I don't see what good it does you. Let's cut to the key premise of your marvelous flood geology.

Now we can see our major disagreement is not the mechanism of widespread flooding (so lets not hear anymore about how its impossible for the world to be flooded), because we both believe that it happened, but at what time it occurred, and why.

We have no agreement on mechanism that I know of, which you acknowledge by adding the "and why" at the end. You also forgot to include "for how long."

You also forgot to include "How do we know which one?" You see, my region has at least three periods of being underwater, of which that in the Silurian is but the latest. None of them match up in any way with your Cretaceous inundation out west. None of them individually look like the flood of Noah.

Masking all the "floods" throughout history in a big Boolean AND to try to cover more ground will not fly for people with a brain, either, since I have three of them just in my part of the geologic column. They clearly did not happen at the same time if superposition means anything.

There seem to be at least that many out west. The Grand Canyon's very top layer is already too old to be from your Cretaceous inundation. Nevertheless, the top two levels (the Kaibab and Toroweap Limestones) are marine sediment, but the younder is 250 million years old. There are dry-desert sandstones and dry-land shales before the next marine limetones. Then you get more shales, etc.

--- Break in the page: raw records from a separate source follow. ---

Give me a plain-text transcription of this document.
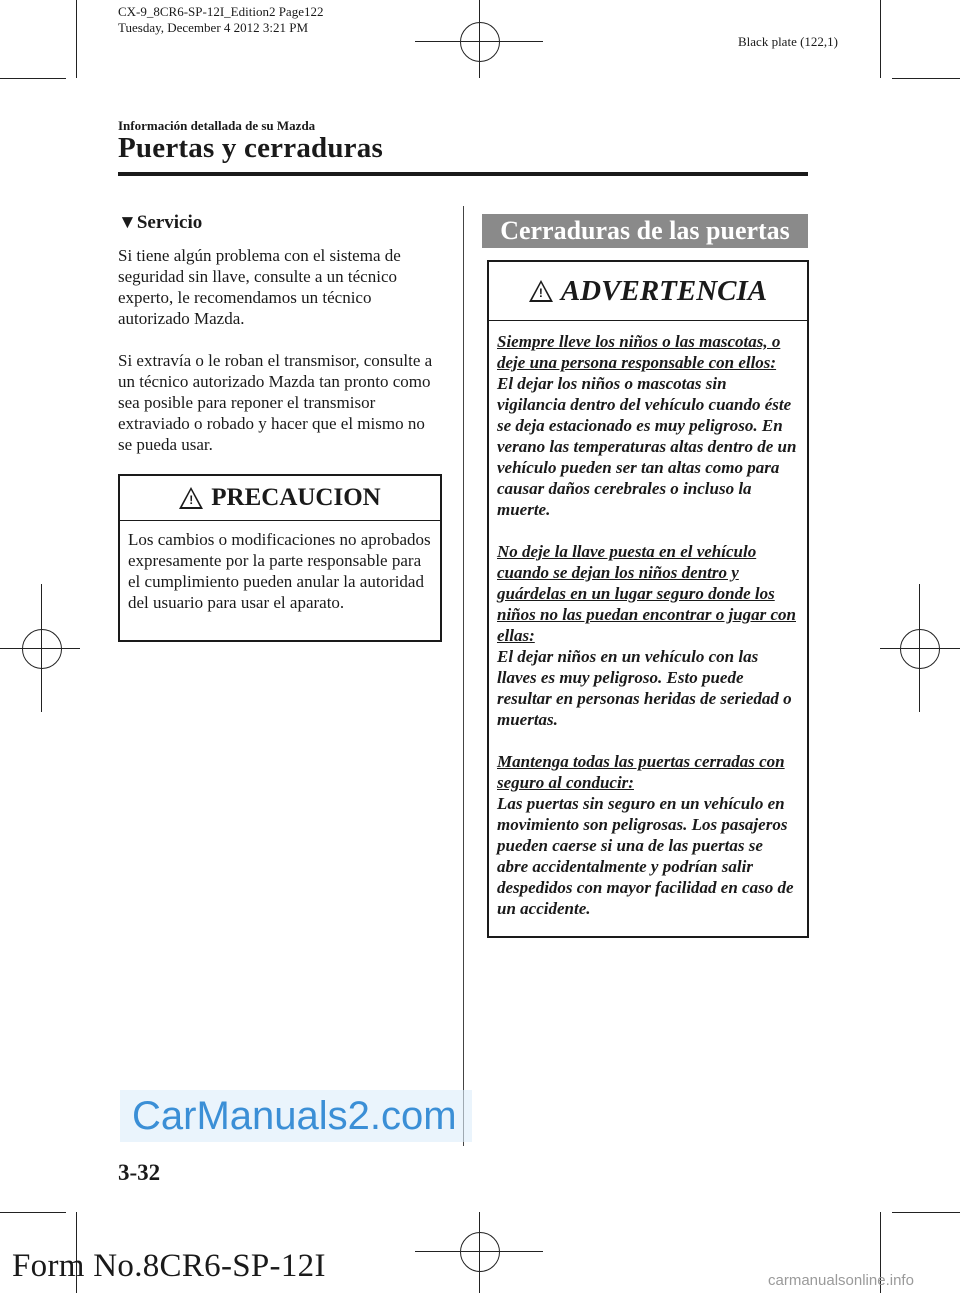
CX-9_8CR6-SP-12I_Edition2 Page122
Tuesday, December 4 2012 3:21 PM
Black plate (122,1)
Información detallada de su Mazda
Puertas y cerraduras
▼Servicio
Si tiene algún problema con el sistema de seguridad sin llave, consulte a un técnico experto, le recomendamos un técnico autorizado Mazda.
Si extravía o le roban el transmisor, consulte a un técnico autorizado Mazda tan pronto como sea posible para reponer el transmisor extraviado o robado y hacer que el mismo no se pueda usar.
! PRECAUCION
Los cambios o modificaciones no aprobados expresamente por la parte responsable para el cumplimiento pueden anular la autoridad del usuario para usar el aparato.
Cerraduras de las puertas
! ADVERTENCIA

Siempre lleve los niños o las mascotas, o deje una persona responsable con ellos:
El dejar los niños o mascotas sin vigilancia dentro del vehículo cuando éste se deja estacionado es muy peligroso. En verano las temperaturas altas dentro de un vehículo pueden ser tan altas como para causar daños cerebrales o incluso la muerte.

No deje la llave puesta en el vehículo cuando se dejan los niños dentro y guárdelas en un lugar seguro donde los niños no las puedan encontrar o jugar con ellas:
El dejar niños en un vehículo con las llaves es muy peligroso. Esto puede resultar en personas heridas de seriedad o muertas.

Mantenga todas las puertas cerradas con seguro al conducir:
Las puertas sin seguro en un vehículo en movimiento son peligrosas. Los pasajeros pueden caerse si una de las puertas se abre accidentalmente y podrían salir despedidos con mayor facilidad en caso de un accidente.

CarManuals2.com
3-32
Form No.8CR6-SP-12I	carmanualsonline.info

Let me anticipate a dumb-bleepism from somebody or other. How do we know the top layer isn't young? Aside from any fossil and radiometric character, if you continue away from the canyon itself the "top" layers vanish under other layers. Stratigraphically, they're quite far down the column as the canyon is a very eroded region. Note the graphic on that page and where the Kaibab limesone falls. But here's the stratigraphy of the canyon itself.

Now, limestone is from lots of calcium-shelled critters dying and dropping to the bottom in a process usually thought to take lots of time. (Otherwise, ridiculous numbers of the little buggers need to be alive and struggling for room/food/love all at once.) Shales are hardened mud, often very finely layered to suggest some sort of periodic deposition and hardening. How one flood puts a few million years worth of fossil sea critters into a layer of limestone with fine layers of hardening mud over that, then some more layers of fossil sea critters, then some more layered mud, then a big thickness of desert sandstone, then some more limestone .... That's some flood story you got there. What those lavas are doing interspersed with your flood sediments is another question, since they aren't pillow lava from underwater extrusion. What that crazy tilted unconformity is doing in there is another question.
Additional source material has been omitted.